Insistimos en que no se aprecia temeridad en la actuación de la acusación particular porque, por un lado, ha coincidido con la acusación esgrimida por el Ministerio Fiscal y, por otro, porque no hubiera sido necesario haber acudido a este procedimiento si los vendedores de la finca hubieran llegado a un acuerdo con la adquirente Sra. Estela, incluso en el mismo acto de conciliación que instó, para solucionar el problema jurídico planteado en la compraventa de la finca, habiendo quedado constatado la existencia de un problema jurídico administrativo con las edificaciones de la parcela tras la celebración de este juicio aunque no sea encajable dentro del tipo penal. A mayor abundamiento, ha sido necesaria la práctica de la prueba en el plenario para poder definir y delimitar la existencia o no de los elementos típicos del delito de estafa, por lo que el papel de la acusación particular ha sido importante a lo largo del procedimiento.
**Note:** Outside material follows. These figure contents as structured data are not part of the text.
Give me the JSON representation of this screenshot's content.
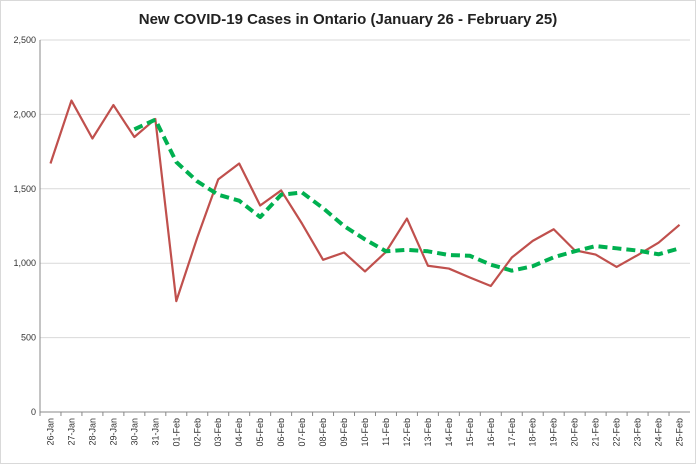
{
  "chart_data": {
    "type": "line",
    "title": "New COVID-19 Cases in Ontario (January 26 - February 25)",
    "categories": [
      "26-Jan",
      "27-Jan",
      "28-Jan",
      "29-Jan",
      "30-Jan",
      "31-Jan",
      "01-Feb",
      "02-Feb",
      "03-Feb",
      "04-Feb",
      "05-Feb",
      "06-Feb",
      "07-Feb",
      "08-Feb",
      "09-Feb",
      "10-Feb",
      "11-Feb",
      "12-Feb",
      "13-Feb",
      "14-Feb",
      "15-Feb",
      "16-Feb",
      "17-Feb",
      "18-Feb",
      "19-Feb",
      "20-Feb",
      "21-Feb",
      "22-Feb",
      "23-Feb",
      "24-Feb",
      "25-Feb"
    ],
    "series": [
      {
        "color": "#c0504d",
        "dashed": false,
        "values": [
          1670,
          2093,
          1838,
          2063,
          1848,
          1969,
          745,
          1172,
          1563,
          1670,
          1388,
          1489,
          1265,
          1023,
          1072,
          945,
          1076,
          1300,
          983,
          964,
          904,
          847,
          1038,
          1150,
          1228,
          1087,
          1058,
          975,
          1054,
          1138,
          1258
        ]
      },
      {
        "color": "#00b050",
        "dashed": true,
        "values": [
          null,
          null,
          null,
          null,
          1900,
          1965,
          1680,
          1550,
          1460,
          1420,
          1310,
          1460,
          1475,
          1370,
          1250,
          1160,
          1080,
          1090,
          1080,
          1055,
          1050,
          990,
          950,
          980,
          1040,
          1080,
          1115,
          1100,
          1085,
          1060,
          1100
        ]
      }
    ],
    "ylim": [
      0,
      2500
    ],
    "yticks": [
      0,
      500,
      {
        "value": 1000,
        "label": "1,000"
      },
      {
        "value": 1500,
        "label": "1,500"
      },
      {
        "value": 2000,
        "label": "2,000"
      },
      {
        "value": 2500,
        "label": "2,500"
      }
    ],
    "grid": true
  }
}
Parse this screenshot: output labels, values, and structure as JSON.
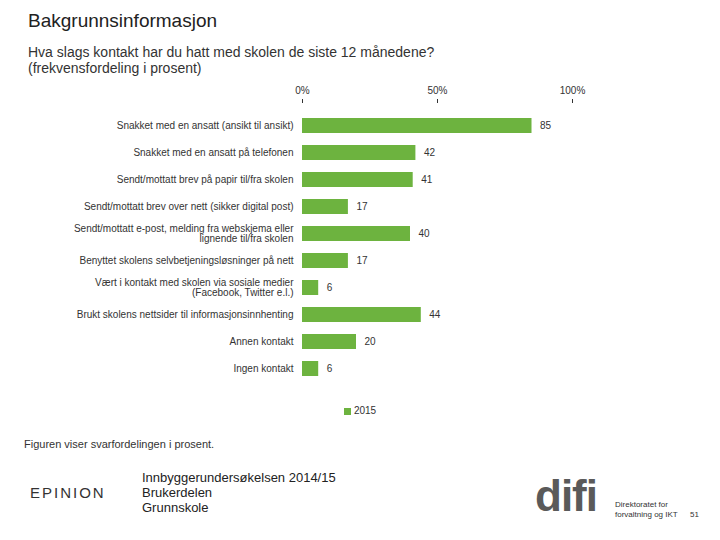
{
  "chart_data": {
    "type": "bar",
    "title": "Bakgrunnsinformasjon",
    "subtitle": "Hva slags kontakt har du hatt med skolen de siste 12 månedene? (frekvensfordeling i prosent)",
    "orientation": "horizontal",
    "categories": [
      "Snakket med en ansatt (ansikt til ansikt)",
      "Snakket med en ansatt på telefonen",
      "Sendt/mottatt brev på papir til/fra skolen",
      "Sendt/mottatt brev over nett (sikker digital post)",
      "Sendt/mottatt e-post, melding fra webskjema eller\nlignende til/fra skolen",
      "Benyttet skolens selvbetjeningsløsninger på nett",
      "Vært i kontakt med skolen via sosiale medier\n(Facebook, Twitter e.l.)",
      "Brukt skolens nettsider til informasjonsinnhenting",
      "Annen kontakt",
      "Ingen kontakt"
    ],
    "series": [
      {
        "name": "2015",
        "color": "#6db33f",
        "values": [
          85,
          42,
          41,
          17,
          40,
          17,
          6,
          44,
          20,
          6
        ]
      }
    ],
    "xlim": [
      0,
      100
    ],
    "xticks": [
      {
        "value": 0,
        "label": "0%"
      },
      {
        "value": 50,
        "label": "50%"
      },
      {
        "value": 100,
        "label": "100%"
      }
    ],
    "grid": false,
    "data_labels": true,
    "legend": "bottom",
    "caption": "Figuren viser svarfordelingen i prosent."
  },
  "footer": {
    "logo_left": "EPINION",
    "source_lines": [
      "Innbyggerundersøkelsen 2014/15",
      "Brukerdelen",
      "Grunnskole"
    ],
    "logo_right": "difi",
    "logo_right_text": [
      "Direktoratet for",
      "forvaltning og IKT"
    ],
    "page_number": "51"
  }
}
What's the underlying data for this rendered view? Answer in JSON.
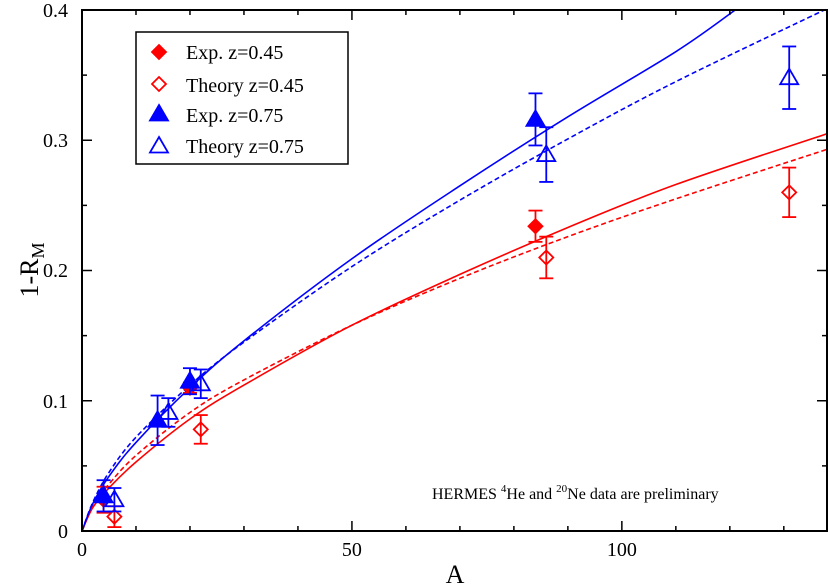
{
  "chart_data": {
    "type": "scatter",
    "title": "",
    "xlabel": "A",
    "ylabel_main": "1-R",
    "ylabel_sub": "M",
    "xlim": [
      0,
      138
    ],
    "ylim": [
      0,
      0.4
    ],
    "x_ticks": [
      0,
      50,
      100
    ],
    "x_tick_labels": [
      "0",
      "50",
      "100"
    ],
    "y_ticks": [
      0,
      0.1,
      0.2,
      0.3,
      0.4
    ],
    "y_tick_labels": [
      "0",
      "0.1",
      "0.2",
      "0.3",
      "0.4"
    ],
    "grid": false,
    "legend_position": "top-left",
    "series": [
      {
        "name": "Exp. z=0.45",
        "color": "#ff0000",
        "marker": "diamond",
        "filled": true,
        "points": [
          {
            "x": 4,
            "y": 0.024,
            "err": 0.01
          },
          {
            "x": 20,
            "y": 0.11,
            "err": 0.004
          },
          {
            "x": 84,
            "y": 0.234,
            "err": 0.012
          }
        ]
      },
      {
        "name": "Theory z=0.45",
        "color": "#ff0000",
        "marker": "diamond",
        "filled": false,
        "points": [
          {
            "x": 6,
            "y": 0.011,
            "err": 0.008
          },
          {
            "x": 22,
            "y": 0.078,
            "err": 0.011
          },
          {
            "x": 86,
            "y": 0.21,
            "err": 0.016
          },
          {
            "x": 131,
            "y": 0.26,
            "err": 0.019
          }
        ]
      },
      {
        "name": "Exp. z=0.75",
        "color": "#0000ff",
        "marker": "triangle",
        "filled": true,
        "points": [
          {
            "x": 4,
            "y": 0.027,
            "err": 0.012
          },
          {
            "x": 14,
            "y": 0.085,
            "err": 0.019
          },
          {
            "x": 20,
            "y": 0.115,
            "err": 0.01
          },
          {
            "x": 84,
            "y": 0.316,
            "err": 0.02
          }
        ]
      },
      {
        "name": "Theory z=0.75",
        "color": "#0000ff",
        "marker": "triangle",
        "filled": false,
        "points": [
          {
            "x": 6,
            "y": 0.024,
            "err": 0.009
          },
          {
            "x": 16,
            "y": 0.091,
            "err": 0.011
          },
          {
            "x": 22,
            "y": 0.113,
            "err": 0.011
          },
          {
            "x": 86,
            "y": 0.289,
            "err": 0.021
          },
          {
            "x": 131,
            "y": 0.348,
            "err": 0.024
          }
        ]
      }
    ],
    "curves": [
      {
        "name": "z=0.45 solid fit",
        "color": "#ff0000",
        "style": "solid",
        "x": [
          0,
          2,
          5,
          10,
          20,
          30,
          50,
          70,
          90,
          110,
          138
        ],
        "y": [
          0,
          0.018,
          0.033,
          0.053,
          0.086,
          0.112,
          0.158,
          0.197,
          0.233,
          0.266,
          0.305
        ]
      },
      {
        "name": "z=0.45 dashed fit",
        "color": "#ff0000",
        "style": "dashed",
        "x": [
          0,
          2,
          5,
          10,
          20,
          30,
          50,
          70,
          90,
          110,
          138
        ],
        "y": [
          0,
          0.019,
          0.036,
          0.058,
          0.091,
          0.116,
          0.158,
          0.194,
          0.226,
          0.255,
          0.293
        ]
      },
      {
        "name": "z=0.75 solid fit",
        "color": "#0000ff",
        "style": "solid",
        "x": [
          0,
          2,
          5,
          10,
          20,
          30,
          50,
          70,
          90,
          110,
          121
        ],
        "y": [
          0,
          0.021,
          0.042,
          0.068,
          0.11,
          0.146,
          0.209,
          0.265,
          0.318,
          0.368,
          0.4
        ]
      },
      {
        "name": "z=0.75 dashed fit",
        "color": "#0000ff",
        "style": "dashed",
        "x": [
          0,
          2,
          5,
          10,
          20,
          30,
          50,
          70,
          90,
          110,
          138
        ],
        "y": [
          0,
          0.022,
          0.045,
          0.072,
          0.112,
          0.145,
          0.203,
          0.254,
          0.301,
          0.345,
          0.401
        ]
      }
    ],
    "annotation_parts": [
      "HERMES ",
      "4",
      "He and ",
      "20",
      "Ne data are preliminary"
    ]
  }
}
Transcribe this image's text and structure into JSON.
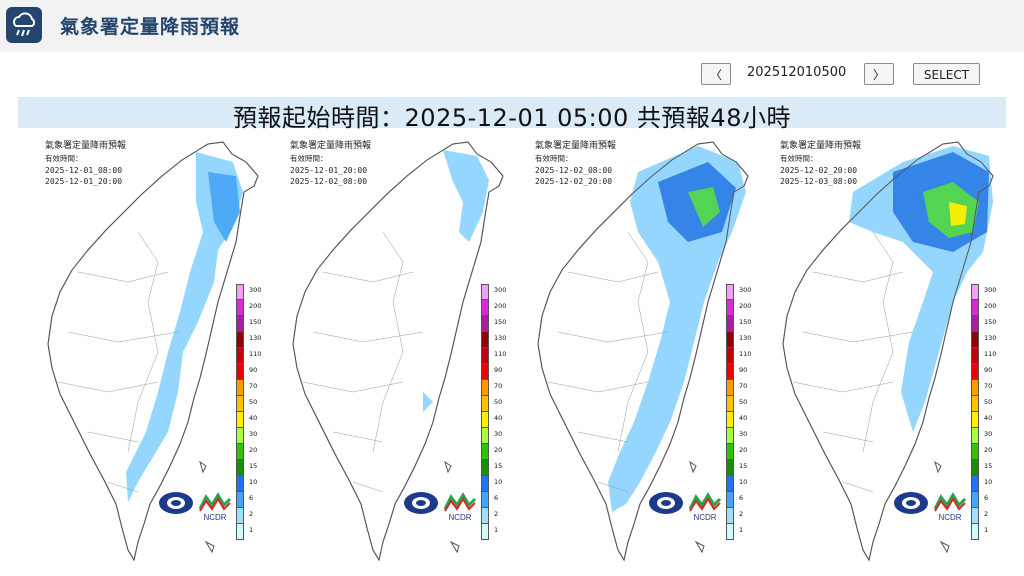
{
  "app": {
    "title": "氣象署定量降雨預報"
  },
  "controls": {
    "prev": "〈",
    "time": "202512010500",
    "next": "〉",
    "select": "SELECT"
  },
  "banner": {
    "text": "預報起始時間：2025-12-01 05:00  共預報48小時"
  },
  "panels": [
    {
      "title": "氣象署定量降雨預報",
      "subtitle": "有效時間：",
      "start": "2025-12-01_08:00",
      "end": "2025-12-01_20:00"
    },
    {
      "title": "氣象署定量降雨預報",
      "subtitle": "有效時間：",
      "start": "2025-12-01_20:00",
      "end": "2025-12-02_08:00"
    },
    {
      "title": "氣象署定量降雨預報",
      "subtitle": "有效時間：",
      "start": "2025-12-02_08:00",
      "end": "2025-12-02_20:00"
    },
    {
      "title": "氣象署定量降雨預報",
      "subtitle": "有效時間：",
      "start": "2025-12-02_20:00",
      "end": "2025-12-03_08:00"
    }
  ],
  "scale": {
    "labels": [
      "300",
      "200",
      "150",
      "130",
      "110",
      "90",
      "70",
      "50",
      "40",
      "30",
      "20",
      "15",
      "10",
      "6",
      "2",
      "1"
    ],
    "colors": [
      "#f3a0f2",
      "#d92bd4",
      "#a41fa1",
      "#8f0007",
      "#c2000b",
      "#ee0000",
      "#ff9a00",
      "#ffc200",
      "#fff000",
      "#a6ff3f",
      "#2ec400",
      "#1b8e08",
      "#2170f5",
      "#43a5ff",
      "#9fdfff",
      "#cffbff"
    ]
  },
  "logos": {
    "ncdr": "NCDR"
  }
}
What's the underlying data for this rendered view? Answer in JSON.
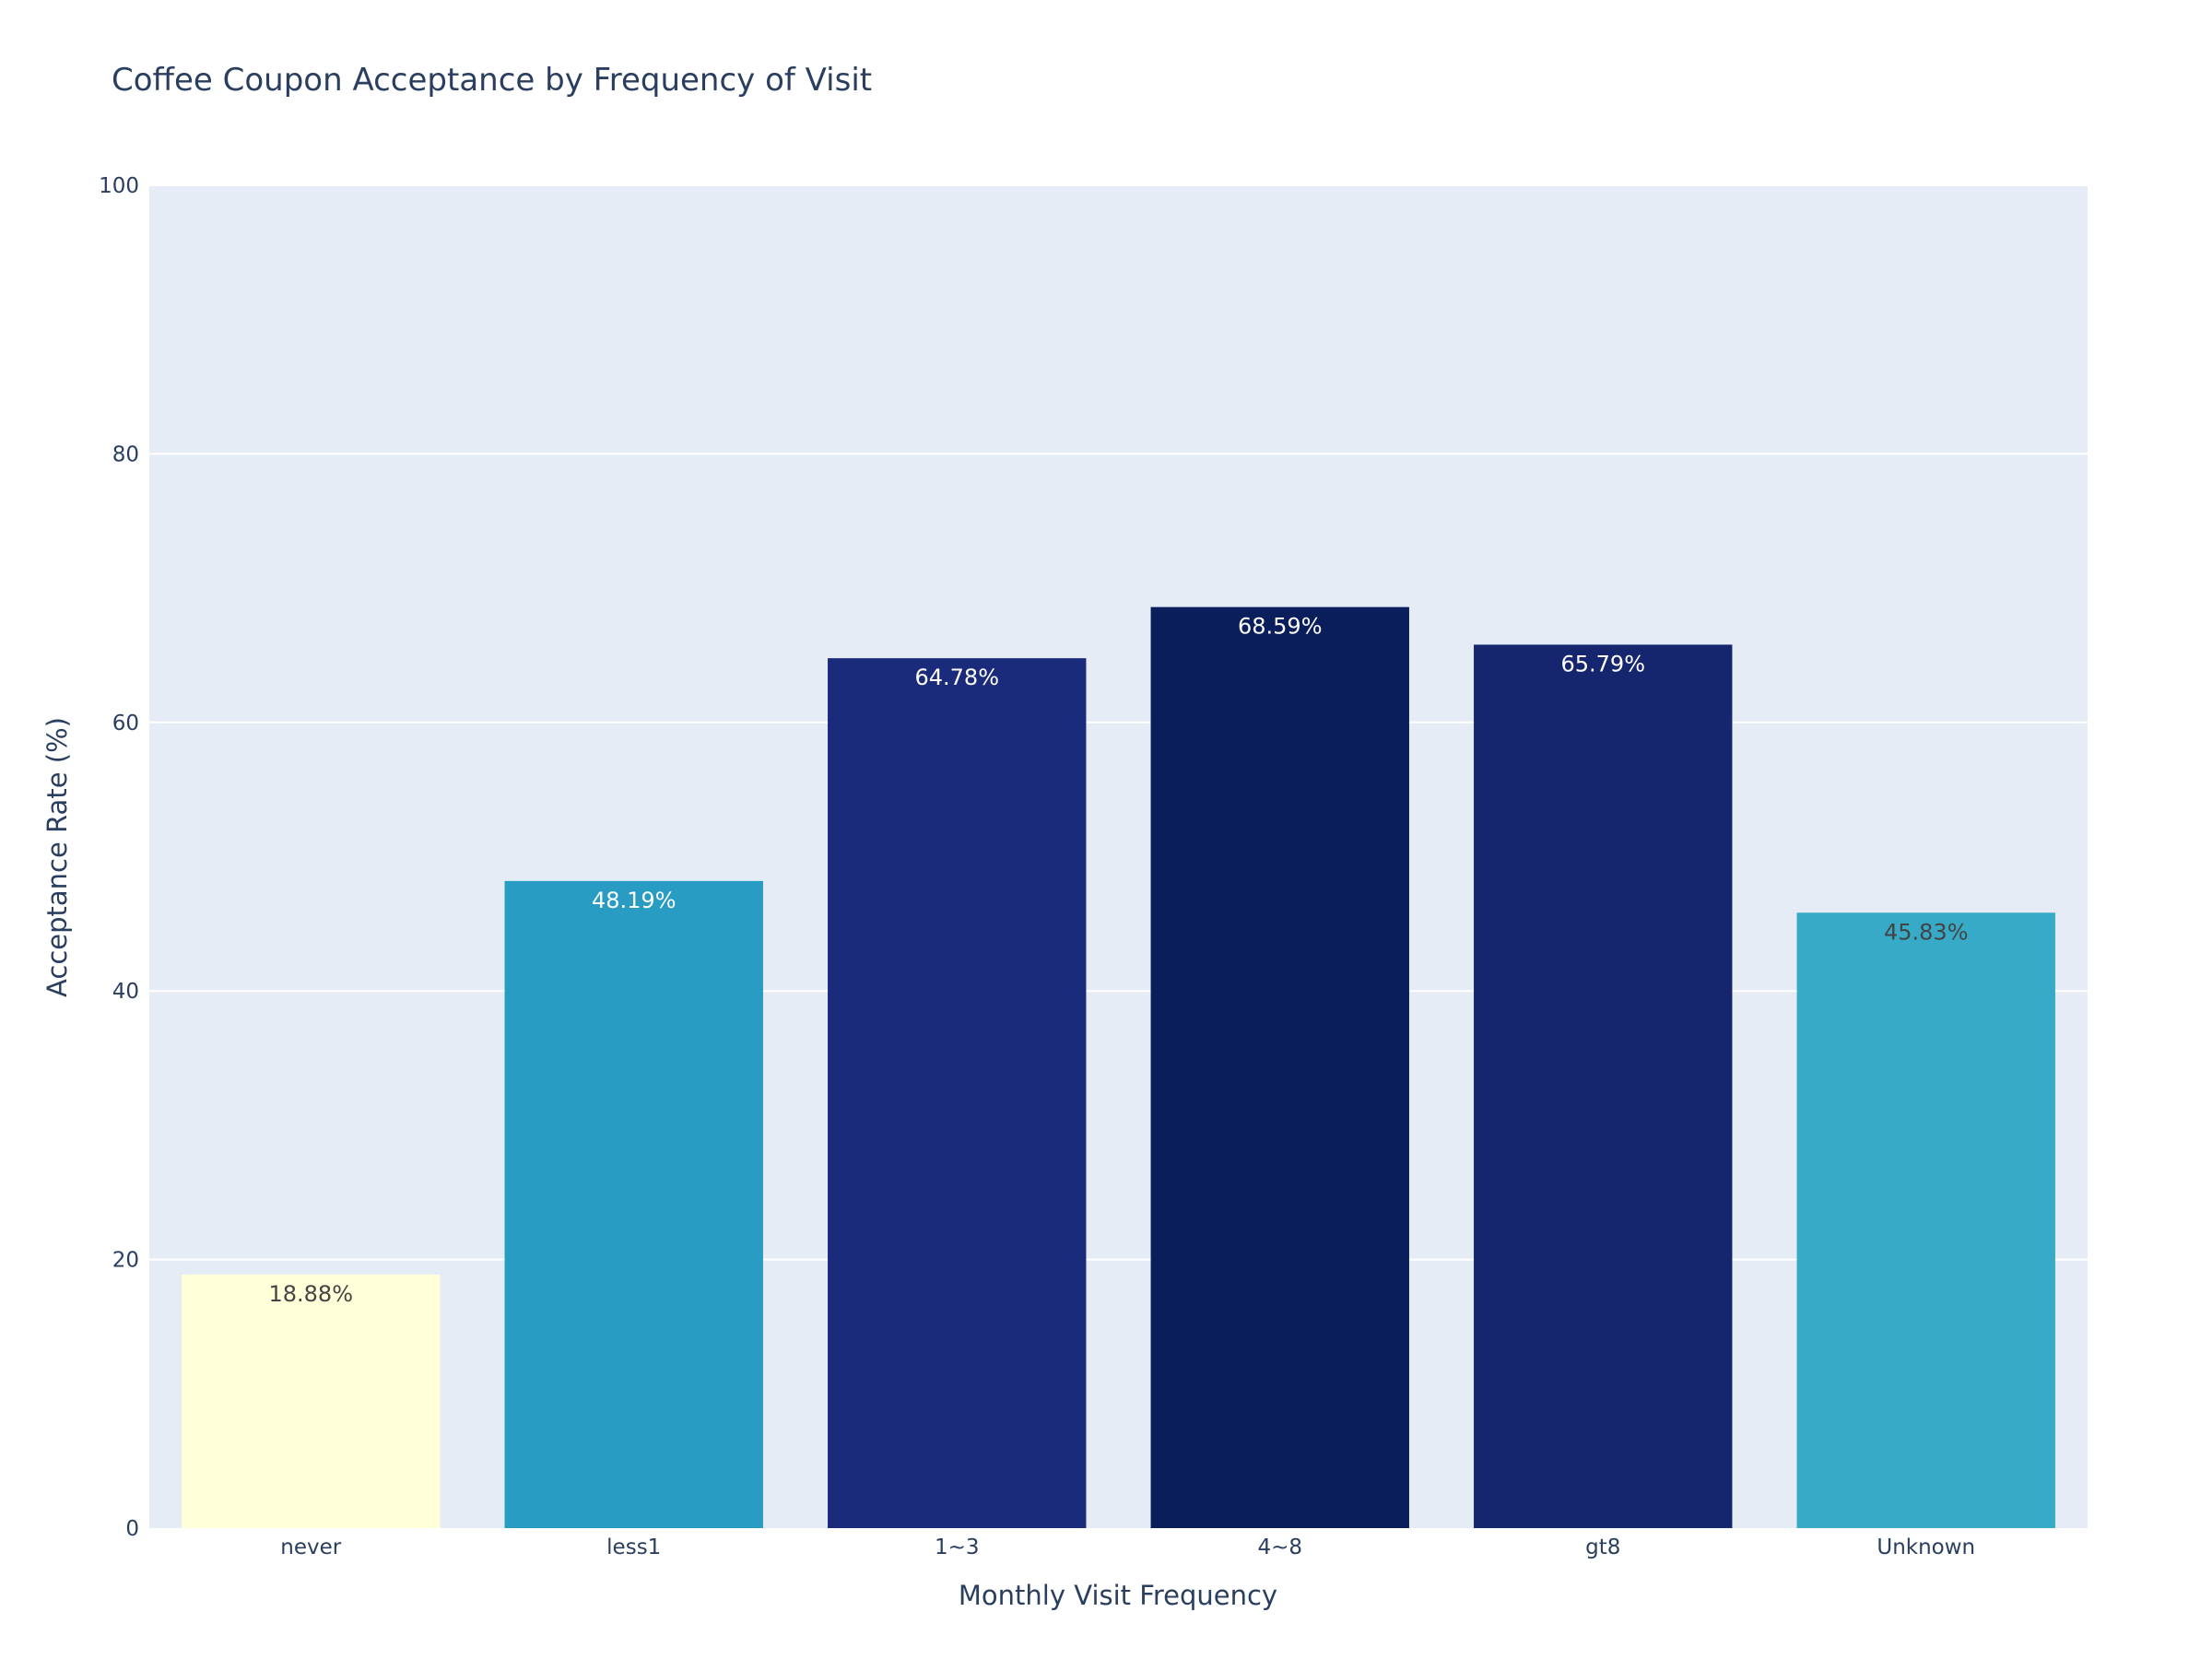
{
  "chart_data": {
    "type": "bar",
    "title": "Coffee Coupon Acceptance by Frequency of Visit",
    "xlabel": "Monthly Visit Frequency",
    "ylabel": "Acceptance Rate (%)",
    "ylim": [
      0,
      100
    ],
    "yticks": [
      0,
      20,
      40,
      60,
      80,
      100
    ],
    "grid": true,
    "categories": [
      "never",
      "less1",
      "1~3",
      "4~8",
      "gt8",
      "Unknown"
    ],
    "values": [
      18.88,
      48.19,
      64.78,
      68.59,
      65.79,
      45.83
    ],
    "data_labels": [
      "18.88%",
      "48.19%",
      "64.78%",
      "68.59%",
      "65.79%",
      "45.83%"
    ],
    "bar_colors": [
      "#ffffd9",
      "#289cc3",
      "#1b2b7c",
      "#091e5b",
      "#15266f",
      "#36aac6"
    ],
    "label_colors": [
      "#444444",
      "#ffffff",
      "#ffffff",
      "#ffffff",
      "#ffffff",
      "#444444"
    ],
    "plot_background": "#e5ecf6",
    "grid_color": "#ffffff",
    "text_color": "#2a3f5f"
  }
}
Por todo ello, insistimos en que las costas devengadas en esta causa serán declaradas de oficio.
Vistos los artículos citados y demás de general y pertinente aplicación
Fallo
Que debemos absolver como absolvemos a Narciso y a Natalia por los hechos por los que venían siendo acusados como autores de un delito de estafa de los artículos 248 y 250 del CP en esta causa, absolviéndoles con todos los pronunciamientos favorables y declarando de oficio las costas devengadas en este procedimiento.
Contra esta sentencia puede interponerse recurso de
El recurso se interpondrá por medio de escrito, autorizado por abogado/a y procurador/a, presentado en este Tribunal en el plazo de
Así, por esta nuestra Sentencia, lo pronunciamos, mandamos y firmamos.